Outside, Roxanne was ready with Ember’s red-and-white search and rescue vest. Buckling on the vest was the very first part of a training session. Not only was it essential for the dog to be easily identified in the field, the dog needed to get used to the vest so that it felt comfortable and natural and did not distract them. During rescues the vest might be worn for hours on end—sometimes even days. Strapping on the vest also sent a clear message to the dog that it was time to get to work, or in this case time to start training. Unfortunately, that message wasn’t clear to Ember. At least not yet. She was wagging and jumping up on Roxanne, who couldn’t get her to stay still long enough to fasten the buckles.
“Dogs are such dorks!” Juniper sniffed, gazing out the trailer window and squeezing the cat in her arms more tightly. “Not dignified like you, Twiggy.” Twig let out a sharp meow and wriggled weakly in resistance in spite of the compliment. He was used to being toted around by Juniper, but that didn’t mean he always liked it.

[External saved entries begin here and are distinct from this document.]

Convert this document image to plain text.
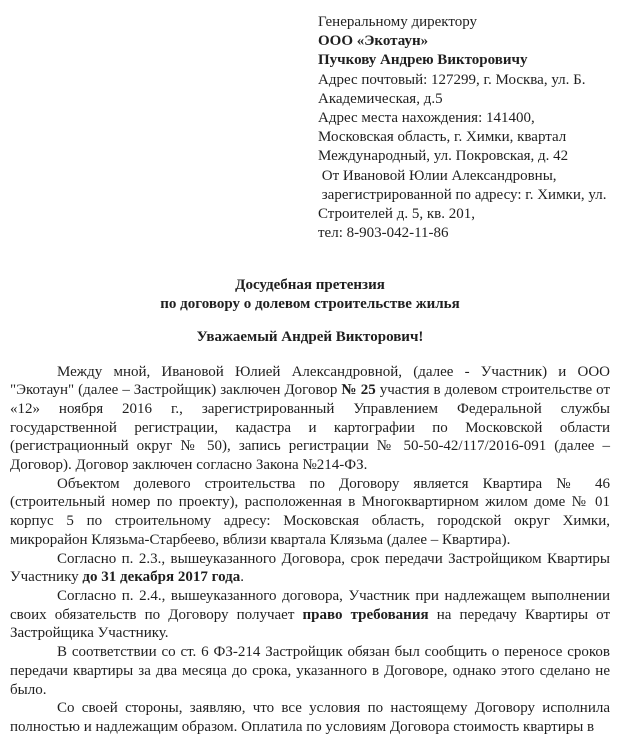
Генеральному директору
ООО «Экотаун»
Пучкову Андрею Викторовичу
Адрес почтовый: 127299, г. Москва, ул. Б. Академическая, д.5
Адрес места нахождения: 141400, Московская область, г. Химки, квартал Международный, ул. Покровская, д. 42
От Ивановой Юлии Александровны,
зарегистрированной по адресу: г. Химки, ул. Строителей д. 5, кв. 201,
тел: 8-903-042-11-86
Досудебная претензия
по договору о долевом строительстве жилья
Уважаемый Андрей Викторович!

Между мной, Ивановой Юлией Александровной, (далее - Участник) и ООО "Экотаун" (далее – Застройщик) заключен Договор № 25 участия в долевом строительстве от «12» ноября 2016 г., зарегистрированный Управлением Федеральной службы государственной регистрации, кадастра и картографии по Московской области (регистрационный округ № 50), запись регистрации № 50-50-42/117/2016-091 (далее – Договор). Договор заключен согласно Закона №214-ФЗ.

Объектом долевого строительства по Договору является Квартира № 46 (строительный номер по проекту), расположенная в Многоквартирном жилом доме № 01 корпус 5 по строительному адресу: Московская область, городской округ Химки, микрорайон Клязьма-Старбеево, вблизи квартала Клязьма (далее – Квартира).

Согласно п. 2.3., вышеуказанного Договора, срок передачи Застройщиком Квартиры Участнику до 31 декабря 2017 года.

Согласно п. 2.4., вышеуказанного договора, Участник при надлежащем выполнении своих обязательств по Договору получает право требования на передачу Квартиры от Застройщика Участнику.

В соответствии со ст. 6 ФЗ-214 Застройщик обязан был сообщить о переносе сроков передачи квартиры за два месяца до срока, указанного в Договоре, однако этого сделано не было.

Со своей стороны, заявляю, что все условия по настоящему Договору исполнила полностью и надлежащим образом. Оплатила по условиям Договора стоимость квартиры в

“Meeeooowwwww,” the big orange tabby protested.
“I agree, Twiggy,” Juniper replied, as if Twig had spoken perfect English. “You’re much smarter …” She leaned forward and cooed in his ear. “You could absolutely do a better job.”
Shelby watched Juniper flip the hair their mom kept braided in two long black plaits onto her back and smirked at the littlest Sterling. Leave it to Juniper to think she could train a cat for rescue! Being the youngest, she was constantly on the lookout for something that would make her stand out from her dog-obsessed family.
Outside, Roxanne was oblivious to the sisters in the trailer. She was all focus, and Ember was all play. “Ember, stay!” the trainer said firmly. She didn’t raise her voice—it never helped. Besides, Roxanne had already seen progress in the yellow Lab mix, and she knew from experience that training
was incremental and not always linear. Sometimes you made a little progress. Sometimes you slipped back. Sometimes you went sideways … the path was different for every dog. The most important thing was for the humans to be consistent. To help the dog anticipate. To help the dog trust both their handlers and their own instincts.
Ember reminded Roxanne of Cascade, one of the many dogs her family had when she was a child. Like Ember, Cade had been feisty and energetic. And when it came to their pets, the Valentine family tended to be big on love and not so big on training … they never did get Cade to sit and stay. The messages were always mixed.
Roxanne sighed at the memory of her energetic and sometimes crazy-making dog and gazed down at young Ember. She wanted to get the Lab focused on tracking Forrest’s scent, but at the moment, Ember was only focused on licking Roxanne’s freckled cheek.
Roxanne tried not to laugh as she reminded Ember to sit. Dogs like Ember and Cade were the reason she became a trainer. She’d always adored dogs and their incredible, unbridled spirit. But when she was growing up, the unchecked chaos spirited dogs created in her house—which was already chaotic because there were five kids—was enough to drive anyone a little bonkers. Especially the dogs themselves. She’d discovered that, with very rare exceptions, dogs loved to be trained. It helped them to thrive, and to relax.
“Stay,” Roxanne repeated calmly but firmly. Ember stilled—a result of the weeks they’d been working. “Good stay,” Roxanne praised her, bending down to strap and buckle the vest at last. With the vest secured, she double-checked that the long lead coiled around her arm wasn’t tangled. She was standing next to a marked-off “scent pad”—a spot on the grass where Forrest had wiped his feet several times in order to deposit his particular smell. After just a few foot swipes, even with shoes on, the spot on the grass was super-loaded smell-wise, even for an untrained dog like Ember.